2009 I Did My Part
Chananya Weissman
October 7, 2009, The Jewish Press

Since creating EndTheMadness more than six years ago I have received all manner of correspondence, and it should come as no surprise that for every gratifying email I receive there are plenty more that are disturbing in one way or another. But what if I asked you to guess which emails disturb me the most, even momentarily shake my optimism that there really is hope for our society? What would you guess?

Surely the first guess of most people would be the Da’as Torah emails. You know, the ones from self-righteous folk who innocently inquire “which Gedolim support you ” This inquiry is predicated on the presumption that one requires the approval of Gedolim to express an opinion or perform a meaningful action. This presumption is nonsense, and I don’t need other rabbis to endorse that statement any more than I need them to cosign my articles.

The presumption is also hypocritical, for which Gedolim did they consult before sending off that email to me or that angry letter to the editor? What makes them so confident that the rabbis they respect are any more authoritative than the rabbis I respect so that I should be shaken in any way if their rabbis oppose my beliefs? And who allowed them to use the Internet, anyway?

In my younger years I used to try to engage these people in intelligent discourse. I tried to explain how the fundamental concept of rabbinic guidance has been severely corrupted and that there is no contradiction between respecting rabbinic authority, recognizing the boundaries of that authority, and thinking for oneself. I quickly learned that such discourse never remains intelligent beyond one or two exchanges, and those who have been absorbed by the cult of Da’as Torah can never be persuaded out of it by rational or scholarly arguments -- they must realize its fallaciousness on their own. (I believe the spread of this cultish, inherently hypocritical, and patently un-Jewish ideology is the greatest threat to Torah-true Judaism in our time, albeit one that few dare speak about due to its widespread and insidious infiltration into our community -- but that is another topic for another time.)

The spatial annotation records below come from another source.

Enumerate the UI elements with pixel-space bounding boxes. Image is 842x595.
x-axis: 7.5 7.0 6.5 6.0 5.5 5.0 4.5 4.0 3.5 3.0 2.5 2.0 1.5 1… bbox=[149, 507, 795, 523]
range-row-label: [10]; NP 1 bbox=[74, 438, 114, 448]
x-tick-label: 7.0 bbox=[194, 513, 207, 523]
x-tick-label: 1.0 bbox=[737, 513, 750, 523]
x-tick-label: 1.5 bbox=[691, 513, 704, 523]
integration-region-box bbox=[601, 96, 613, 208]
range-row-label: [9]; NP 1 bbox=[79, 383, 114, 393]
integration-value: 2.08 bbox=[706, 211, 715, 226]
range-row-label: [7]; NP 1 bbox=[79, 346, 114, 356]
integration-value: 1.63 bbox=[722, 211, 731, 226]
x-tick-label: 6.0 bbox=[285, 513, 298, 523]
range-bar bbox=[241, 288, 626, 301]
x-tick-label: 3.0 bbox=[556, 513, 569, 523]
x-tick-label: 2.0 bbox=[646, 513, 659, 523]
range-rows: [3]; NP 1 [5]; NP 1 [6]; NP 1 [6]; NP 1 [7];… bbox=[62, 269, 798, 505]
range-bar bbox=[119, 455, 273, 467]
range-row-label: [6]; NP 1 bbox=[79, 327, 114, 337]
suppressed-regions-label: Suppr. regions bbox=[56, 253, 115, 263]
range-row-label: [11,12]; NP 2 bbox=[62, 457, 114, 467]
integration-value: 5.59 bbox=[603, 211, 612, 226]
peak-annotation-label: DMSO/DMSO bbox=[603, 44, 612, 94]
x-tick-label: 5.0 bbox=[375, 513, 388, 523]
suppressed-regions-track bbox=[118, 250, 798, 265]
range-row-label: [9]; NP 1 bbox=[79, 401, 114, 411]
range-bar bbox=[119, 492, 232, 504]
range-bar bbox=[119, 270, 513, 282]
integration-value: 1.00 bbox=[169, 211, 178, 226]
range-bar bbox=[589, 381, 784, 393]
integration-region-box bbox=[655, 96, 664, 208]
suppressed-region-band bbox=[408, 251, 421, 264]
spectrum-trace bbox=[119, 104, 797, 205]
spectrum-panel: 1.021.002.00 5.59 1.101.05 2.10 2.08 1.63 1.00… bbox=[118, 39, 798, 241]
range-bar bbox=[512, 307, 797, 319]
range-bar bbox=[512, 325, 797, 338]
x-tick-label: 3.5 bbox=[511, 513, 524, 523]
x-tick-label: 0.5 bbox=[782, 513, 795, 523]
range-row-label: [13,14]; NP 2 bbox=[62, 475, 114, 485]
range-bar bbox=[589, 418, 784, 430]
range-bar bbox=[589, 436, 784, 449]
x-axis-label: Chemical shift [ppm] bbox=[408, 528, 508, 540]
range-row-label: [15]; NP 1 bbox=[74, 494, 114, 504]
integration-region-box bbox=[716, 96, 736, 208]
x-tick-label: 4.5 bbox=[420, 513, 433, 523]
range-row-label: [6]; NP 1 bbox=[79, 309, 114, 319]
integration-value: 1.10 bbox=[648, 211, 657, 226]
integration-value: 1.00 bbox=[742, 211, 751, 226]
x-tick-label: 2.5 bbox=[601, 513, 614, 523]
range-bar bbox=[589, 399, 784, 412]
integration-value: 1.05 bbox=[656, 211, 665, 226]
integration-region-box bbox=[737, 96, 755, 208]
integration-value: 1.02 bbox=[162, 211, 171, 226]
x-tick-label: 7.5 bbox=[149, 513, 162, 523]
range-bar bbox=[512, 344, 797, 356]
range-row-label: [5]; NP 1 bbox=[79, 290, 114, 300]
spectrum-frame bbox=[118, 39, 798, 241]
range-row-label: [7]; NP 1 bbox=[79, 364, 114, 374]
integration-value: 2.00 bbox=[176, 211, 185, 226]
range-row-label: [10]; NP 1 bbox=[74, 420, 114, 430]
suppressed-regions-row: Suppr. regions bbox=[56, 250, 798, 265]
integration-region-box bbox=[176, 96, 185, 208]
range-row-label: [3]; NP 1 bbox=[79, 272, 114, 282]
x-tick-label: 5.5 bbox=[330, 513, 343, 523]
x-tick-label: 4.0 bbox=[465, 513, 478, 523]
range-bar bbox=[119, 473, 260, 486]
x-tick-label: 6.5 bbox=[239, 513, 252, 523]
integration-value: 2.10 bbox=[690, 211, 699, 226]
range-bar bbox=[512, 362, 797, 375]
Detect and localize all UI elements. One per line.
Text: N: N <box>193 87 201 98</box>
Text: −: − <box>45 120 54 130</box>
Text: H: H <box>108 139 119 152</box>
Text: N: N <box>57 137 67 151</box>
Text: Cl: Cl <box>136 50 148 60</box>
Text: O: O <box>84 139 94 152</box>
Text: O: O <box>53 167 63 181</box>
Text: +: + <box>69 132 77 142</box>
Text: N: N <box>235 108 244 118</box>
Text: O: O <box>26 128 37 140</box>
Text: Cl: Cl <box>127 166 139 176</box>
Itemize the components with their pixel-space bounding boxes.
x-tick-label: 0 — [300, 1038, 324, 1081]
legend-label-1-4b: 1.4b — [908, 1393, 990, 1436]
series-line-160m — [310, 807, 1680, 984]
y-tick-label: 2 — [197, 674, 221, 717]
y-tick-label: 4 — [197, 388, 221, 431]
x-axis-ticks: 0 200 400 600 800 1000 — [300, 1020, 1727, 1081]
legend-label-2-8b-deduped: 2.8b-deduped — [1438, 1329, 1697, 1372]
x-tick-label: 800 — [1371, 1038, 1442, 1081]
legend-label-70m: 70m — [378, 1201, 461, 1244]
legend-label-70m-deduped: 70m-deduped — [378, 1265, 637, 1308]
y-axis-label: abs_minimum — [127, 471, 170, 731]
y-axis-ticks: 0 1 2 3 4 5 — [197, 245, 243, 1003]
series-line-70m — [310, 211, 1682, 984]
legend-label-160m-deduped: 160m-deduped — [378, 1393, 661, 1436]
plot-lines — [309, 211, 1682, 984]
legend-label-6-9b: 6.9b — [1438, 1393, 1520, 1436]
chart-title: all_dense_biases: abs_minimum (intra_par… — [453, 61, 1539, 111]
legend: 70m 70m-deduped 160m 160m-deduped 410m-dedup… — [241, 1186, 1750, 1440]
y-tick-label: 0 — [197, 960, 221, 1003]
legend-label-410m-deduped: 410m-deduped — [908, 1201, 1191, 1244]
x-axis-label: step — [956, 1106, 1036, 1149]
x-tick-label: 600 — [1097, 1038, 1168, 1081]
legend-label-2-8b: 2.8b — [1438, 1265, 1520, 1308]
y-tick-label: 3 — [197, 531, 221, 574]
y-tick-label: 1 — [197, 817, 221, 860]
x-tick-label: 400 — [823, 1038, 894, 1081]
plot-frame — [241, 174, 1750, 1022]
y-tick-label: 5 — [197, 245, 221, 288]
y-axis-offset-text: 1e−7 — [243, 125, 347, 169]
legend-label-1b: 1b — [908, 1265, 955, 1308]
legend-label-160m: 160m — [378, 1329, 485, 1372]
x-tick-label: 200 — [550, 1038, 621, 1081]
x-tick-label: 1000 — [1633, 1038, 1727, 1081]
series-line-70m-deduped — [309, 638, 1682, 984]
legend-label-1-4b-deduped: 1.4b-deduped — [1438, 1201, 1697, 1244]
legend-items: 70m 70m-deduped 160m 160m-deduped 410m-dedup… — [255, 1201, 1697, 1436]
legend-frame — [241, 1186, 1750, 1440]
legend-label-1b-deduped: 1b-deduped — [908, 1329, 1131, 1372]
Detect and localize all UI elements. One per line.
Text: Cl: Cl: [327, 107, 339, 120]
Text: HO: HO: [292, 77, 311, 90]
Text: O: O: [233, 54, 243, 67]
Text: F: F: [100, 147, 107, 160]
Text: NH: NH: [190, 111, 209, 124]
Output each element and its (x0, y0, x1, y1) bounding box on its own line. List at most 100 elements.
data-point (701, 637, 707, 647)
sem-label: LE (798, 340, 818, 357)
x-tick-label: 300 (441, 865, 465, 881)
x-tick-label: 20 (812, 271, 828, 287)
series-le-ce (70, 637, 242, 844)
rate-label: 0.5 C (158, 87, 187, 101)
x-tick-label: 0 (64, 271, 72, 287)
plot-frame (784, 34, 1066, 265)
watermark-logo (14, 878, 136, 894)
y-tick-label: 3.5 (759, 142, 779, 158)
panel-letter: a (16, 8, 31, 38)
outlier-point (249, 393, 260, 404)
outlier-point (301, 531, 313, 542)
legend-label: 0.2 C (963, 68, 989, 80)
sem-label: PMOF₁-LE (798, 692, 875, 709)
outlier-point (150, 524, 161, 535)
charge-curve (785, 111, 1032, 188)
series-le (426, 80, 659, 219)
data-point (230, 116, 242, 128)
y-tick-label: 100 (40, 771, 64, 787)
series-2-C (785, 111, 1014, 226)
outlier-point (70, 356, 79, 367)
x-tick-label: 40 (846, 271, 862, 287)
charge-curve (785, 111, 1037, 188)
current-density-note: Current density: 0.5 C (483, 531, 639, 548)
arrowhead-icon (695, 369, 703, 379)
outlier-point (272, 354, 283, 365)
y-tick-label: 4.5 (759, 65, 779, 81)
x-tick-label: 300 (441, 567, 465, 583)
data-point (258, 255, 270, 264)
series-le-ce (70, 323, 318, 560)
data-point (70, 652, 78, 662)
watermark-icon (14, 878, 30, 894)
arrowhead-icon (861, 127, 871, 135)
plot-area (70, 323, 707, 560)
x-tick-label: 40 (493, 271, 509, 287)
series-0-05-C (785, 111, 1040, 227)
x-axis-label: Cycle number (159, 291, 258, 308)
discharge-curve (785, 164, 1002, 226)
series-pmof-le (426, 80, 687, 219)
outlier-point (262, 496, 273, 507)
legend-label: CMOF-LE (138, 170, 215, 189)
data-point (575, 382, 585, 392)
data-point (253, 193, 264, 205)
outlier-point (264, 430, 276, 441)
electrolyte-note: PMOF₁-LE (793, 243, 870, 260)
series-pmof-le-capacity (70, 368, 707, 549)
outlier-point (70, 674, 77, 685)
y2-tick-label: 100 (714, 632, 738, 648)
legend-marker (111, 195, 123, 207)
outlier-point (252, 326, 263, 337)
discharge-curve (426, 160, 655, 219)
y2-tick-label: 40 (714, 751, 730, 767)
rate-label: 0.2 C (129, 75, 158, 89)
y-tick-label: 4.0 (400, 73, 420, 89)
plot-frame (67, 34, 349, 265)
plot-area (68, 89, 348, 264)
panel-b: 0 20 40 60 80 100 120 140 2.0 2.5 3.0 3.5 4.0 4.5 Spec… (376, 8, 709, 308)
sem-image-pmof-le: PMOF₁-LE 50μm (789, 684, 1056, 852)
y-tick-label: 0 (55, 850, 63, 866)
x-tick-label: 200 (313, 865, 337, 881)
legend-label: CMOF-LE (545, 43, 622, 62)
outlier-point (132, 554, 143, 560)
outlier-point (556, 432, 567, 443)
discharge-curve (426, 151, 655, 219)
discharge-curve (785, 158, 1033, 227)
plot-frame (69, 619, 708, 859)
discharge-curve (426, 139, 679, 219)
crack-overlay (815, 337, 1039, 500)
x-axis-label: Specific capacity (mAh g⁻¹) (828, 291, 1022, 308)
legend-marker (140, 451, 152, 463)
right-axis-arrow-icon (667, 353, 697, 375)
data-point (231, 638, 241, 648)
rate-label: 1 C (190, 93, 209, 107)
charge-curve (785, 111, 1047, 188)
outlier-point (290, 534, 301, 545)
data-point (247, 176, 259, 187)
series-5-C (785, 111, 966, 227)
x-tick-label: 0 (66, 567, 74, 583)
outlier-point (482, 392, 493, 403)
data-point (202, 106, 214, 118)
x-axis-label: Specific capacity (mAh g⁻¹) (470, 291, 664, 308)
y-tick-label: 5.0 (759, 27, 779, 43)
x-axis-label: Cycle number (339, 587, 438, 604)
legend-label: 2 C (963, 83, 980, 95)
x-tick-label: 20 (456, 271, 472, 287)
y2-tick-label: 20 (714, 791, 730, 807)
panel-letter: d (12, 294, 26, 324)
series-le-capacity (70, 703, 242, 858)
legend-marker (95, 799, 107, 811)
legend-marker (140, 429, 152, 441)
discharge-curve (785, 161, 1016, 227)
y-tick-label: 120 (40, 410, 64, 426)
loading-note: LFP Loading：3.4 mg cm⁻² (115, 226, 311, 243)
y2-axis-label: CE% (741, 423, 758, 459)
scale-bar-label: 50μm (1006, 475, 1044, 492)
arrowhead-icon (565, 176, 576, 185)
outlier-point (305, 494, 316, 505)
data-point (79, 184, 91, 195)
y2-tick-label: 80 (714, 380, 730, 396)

The emails from Da’as Torahniks don’t disturb me anymore. They are a dime a dozen and speak with one voice that is not truly their own, anyway, so I simply brush them away and move on. I can’t help them.

One might think that the most disturbing emails come from people who volunteer to help in some way and then are never heard from again. This has happened dozens of times over the years. I used to wonder if these people entered the witness protection program, so startling was the turn from enthusiastic communication to absolute silence.

This used to frustrate me a lot, since EndTheMadness is 100% volunteer driven, and each new volunteer can make an exponential difference. But I have come to accept the fact that most people who express interest in actually doing something aren’t really serious, and this is a widespread defect that everyone involved in community service experiences constantly. Now I simply assume people aren’t serious about getting involved until they actually get involved, and I am no longer disappointed when it doesn’t work out.

No, the most disturbing emails are ones I receive now and then after sending out an email to my list, such as these two that I received just a few days ago:

“Please unsubscribe me from your list. I did my part by getting married this past Labor Day.”

“Please remove me from this list. I have been married since July of last year and will not be attending these shabbatons anymore.”

Mind you, these emails and many others like them come from people who are on my mailing list and therefore are supposedly among the greatest supporters of ETM. They come from people who believe in it enough to have attended ETM events, and have quite possibly benefited personally from these events. They have been blessed to find someone to marry and will hopefully enjoy an eternal and loving union with this person.

That’s where their interest in the cause ends. They no longer wish to even hear from me. The first writer honestly believes that he has “done his part” by getting married (!) and the second one believes that because he has no personal vested interested in attending events there is no conceivable reason why he should even continue to know about them.

Emails like these disturb me like no others.

I have often wondered aloud how married people could ever be insensitive to the plight of singles. After all, every married person in the world is a former single, and precious few were completely spared the anxiety, frustration, and pain that singles experience. It is human nature for people who experience something painful or traumatic -- be it illness, war, or any difficult personal experience -- to forever sympathize with those who undergo a similar experience. We are naturally drawn to people who can understand what we are going through or have been through.

Consequently, it is hard to rationalize how any married person could ever look down on singles, talk down to singles, trivialize the plight of singles, or otherwise be insensitive to singles. As a former single (and, if they are not careful, a future single) they should feel only genuine concern and empathy for singles and seek to support them with love and respect. As we all know, however, rare indeed is such a person.

This is what disturbs me most of all. To see this sudden metamorphosis from a single who gets it, who feels it, who lives it to an insensitive and disconnected married person who cannot even be bothered to forward an email to the singles they used to associate with – this is truly sad. And if this is the sort of fleeting concern they have for others whose pain they should forever share that they bring with them into married life, I shudder to think of what that married life is destined to look like. More, what might a community of such people look like?

“Mazal tov,” I replied, “though I have to say that many people on the list are married and still see a benefit in being involved in some small way. I'm sorry you don't share this idea.”

I never heard back. But why should I? They’ve already done their part.